Unions are out front warning Americans of the looming threat -- just like the last time the billionaires tried to push the cuts through Congress. Teamster General President Jim Hoffa staunchly opposes the cuts, which hurt the oldest and poorest retirees the most:
Social Security does not contribute to the budget deficit and should remain off the table in these year-end budget negotiations. Americans work all their lives to earn the Social Security benefits they were promised. It would be a terrible mistake to go back on that promise.
Even though less than three-quarters of the fund comes from payroll deductions, Fix the Debt minions have been spreading misinformation, saying that Social Security will cause the US to go bankrupt. When an anchor from CNBC claimed that the US may well go bankrupt from Social Security, Damon Silver, the AFL-CIO's policy director, set the record straight:
That’s frankly not true.
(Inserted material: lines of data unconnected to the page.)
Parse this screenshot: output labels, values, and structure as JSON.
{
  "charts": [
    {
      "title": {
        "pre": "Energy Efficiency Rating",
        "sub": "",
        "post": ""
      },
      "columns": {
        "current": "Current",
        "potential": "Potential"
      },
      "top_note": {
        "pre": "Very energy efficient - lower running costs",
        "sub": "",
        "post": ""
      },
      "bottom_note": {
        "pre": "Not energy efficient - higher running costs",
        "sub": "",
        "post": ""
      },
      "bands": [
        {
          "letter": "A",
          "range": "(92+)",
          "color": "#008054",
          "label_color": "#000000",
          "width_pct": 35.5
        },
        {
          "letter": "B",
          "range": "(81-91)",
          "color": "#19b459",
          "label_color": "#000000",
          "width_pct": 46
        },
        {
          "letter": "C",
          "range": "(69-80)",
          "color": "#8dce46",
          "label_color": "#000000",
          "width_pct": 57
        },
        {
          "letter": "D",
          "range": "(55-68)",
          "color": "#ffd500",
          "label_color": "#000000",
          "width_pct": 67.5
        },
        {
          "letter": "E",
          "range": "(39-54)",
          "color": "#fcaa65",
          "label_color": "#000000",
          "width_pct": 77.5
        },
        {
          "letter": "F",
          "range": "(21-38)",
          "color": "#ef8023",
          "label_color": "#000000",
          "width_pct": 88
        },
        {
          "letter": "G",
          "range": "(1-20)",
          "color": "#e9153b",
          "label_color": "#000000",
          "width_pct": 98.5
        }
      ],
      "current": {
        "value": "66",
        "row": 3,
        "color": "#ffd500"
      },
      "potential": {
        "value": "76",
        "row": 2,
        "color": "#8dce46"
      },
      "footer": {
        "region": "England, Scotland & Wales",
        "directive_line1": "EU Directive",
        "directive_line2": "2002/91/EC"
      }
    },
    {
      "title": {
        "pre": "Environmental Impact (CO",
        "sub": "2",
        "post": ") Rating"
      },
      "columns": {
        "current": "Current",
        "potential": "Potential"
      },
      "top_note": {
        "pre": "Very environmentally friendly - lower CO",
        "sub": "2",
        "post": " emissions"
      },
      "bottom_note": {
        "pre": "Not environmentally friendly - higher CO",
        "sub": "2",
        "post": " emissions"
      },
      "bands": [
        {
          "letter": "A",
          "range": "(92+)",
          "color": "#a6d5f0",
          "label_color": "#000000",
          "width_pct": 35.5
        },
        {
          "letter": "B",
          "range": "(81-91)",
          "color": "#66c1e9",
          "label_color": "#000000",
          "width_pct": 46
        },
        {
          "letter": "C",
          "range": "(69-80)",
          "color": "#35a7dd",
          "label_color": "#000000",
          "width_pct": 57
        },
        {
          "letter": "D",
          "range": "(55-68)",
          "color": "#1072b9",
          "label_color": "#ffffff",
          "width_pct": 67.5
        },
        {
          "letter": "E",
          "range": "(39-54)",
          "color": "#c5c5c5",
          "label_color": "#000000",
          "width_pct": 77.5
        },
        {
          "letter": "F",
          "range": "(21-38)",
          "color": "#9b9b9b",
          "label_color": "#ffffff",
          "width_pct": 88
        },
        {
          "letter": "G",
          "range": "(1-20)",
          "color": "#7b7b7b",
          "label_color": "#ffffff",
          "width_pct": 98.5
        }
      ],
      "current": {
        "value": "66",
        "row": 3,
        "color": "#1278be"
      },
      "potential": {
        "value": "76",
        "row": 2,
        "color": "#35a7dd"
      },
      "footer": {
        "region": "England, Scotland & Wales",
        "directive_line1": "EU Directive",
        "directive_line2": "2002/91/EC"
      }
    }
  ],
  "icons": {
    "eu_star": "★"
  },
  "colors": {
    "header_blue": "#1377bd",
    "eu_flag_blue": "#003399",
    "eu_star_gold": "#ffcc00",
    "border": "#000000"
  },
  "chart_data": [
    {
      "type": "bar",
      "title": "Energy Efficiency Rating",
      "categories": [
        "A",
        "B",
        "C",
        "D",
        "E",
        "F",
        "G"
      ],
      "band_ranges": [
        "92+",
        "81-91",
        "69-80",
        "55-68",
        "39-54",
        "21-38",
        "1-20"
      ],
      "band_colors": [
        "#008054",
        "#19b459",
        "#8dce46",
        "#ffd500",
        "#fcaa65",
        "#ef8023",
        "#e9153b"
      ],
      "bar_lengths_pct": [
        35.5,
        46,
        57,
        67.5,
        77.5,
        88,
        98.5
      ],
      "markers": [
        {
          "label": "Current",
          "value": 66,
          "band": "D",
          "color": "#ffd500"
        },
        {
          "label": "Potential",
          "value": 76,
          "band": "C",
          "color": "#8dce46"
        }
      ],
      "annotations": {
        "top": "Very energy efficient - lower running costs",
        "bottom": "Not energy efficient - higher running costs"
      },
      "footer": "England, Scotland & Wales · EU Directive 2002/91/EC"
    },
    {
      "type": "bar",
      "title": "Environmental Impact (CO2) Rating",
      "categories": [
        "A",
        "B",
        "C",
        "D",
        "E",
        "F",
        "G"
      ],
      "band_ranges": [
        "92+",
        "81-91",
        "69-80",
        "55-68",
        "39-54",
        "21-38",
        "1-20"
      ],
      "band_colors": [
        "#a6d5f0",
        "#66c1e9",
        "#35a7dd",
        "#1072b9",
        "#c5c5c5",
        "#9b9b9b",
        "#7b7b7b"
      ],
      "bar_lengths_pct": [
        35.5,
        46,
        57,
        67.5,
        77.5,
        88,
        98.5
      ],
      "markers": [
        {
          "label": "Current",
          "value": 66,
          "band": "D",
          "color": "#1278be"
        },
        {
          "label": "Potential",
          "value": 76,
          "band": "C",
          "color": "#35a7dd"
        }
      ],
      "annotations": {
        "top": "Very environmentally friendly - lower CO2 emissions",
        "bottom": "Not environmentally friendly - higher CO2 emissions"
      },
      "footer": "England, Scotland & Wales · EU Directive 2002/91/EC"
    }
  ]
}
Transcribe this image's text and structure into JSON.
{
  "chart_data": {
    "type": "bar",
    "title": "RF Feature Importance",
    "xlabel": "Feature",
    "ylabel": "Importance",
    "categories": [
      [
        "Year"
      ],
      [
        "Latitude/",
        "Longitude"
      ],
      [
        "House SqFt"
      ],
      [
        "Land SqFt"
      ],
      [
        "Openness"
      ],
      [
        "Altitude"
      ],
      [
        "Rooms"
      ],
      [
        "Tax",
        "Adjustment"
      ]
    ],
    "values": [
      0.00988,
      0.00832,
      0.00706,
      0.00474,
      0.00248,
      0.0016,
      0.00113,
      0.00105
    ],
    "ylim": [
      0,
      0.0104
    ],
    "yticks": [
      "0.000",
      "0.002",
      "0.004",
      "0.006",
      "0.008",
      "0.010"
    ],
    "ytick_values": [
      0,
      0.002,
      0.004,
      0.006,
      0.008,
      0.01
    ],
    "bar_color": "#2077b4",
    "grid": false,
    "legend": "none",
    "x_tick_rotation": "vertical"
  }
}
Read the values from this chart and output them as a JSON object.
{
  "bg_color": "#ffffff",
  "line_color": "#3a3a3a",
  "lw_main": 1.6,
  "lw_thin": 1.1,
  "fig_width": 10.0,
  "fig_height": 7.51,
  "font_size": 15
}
That is a lie put forward by billionaires who don’t want to pay higher taxes....The people who believe what you said are people not counting on those programs and who are worried their very large incomes will be taxed.
Chained CPI is like the vampire of American politics. It keeps being shot through the heart and it keeps reviving. The reason it keeps coming back is because it has billionaires behind it.
Our nation needs to keep the decades-old promise to workers. There is no such thing as an acceptable cut -- especially when the country has more than enough resources to fund the program that keeps millions of seniors out of poverty.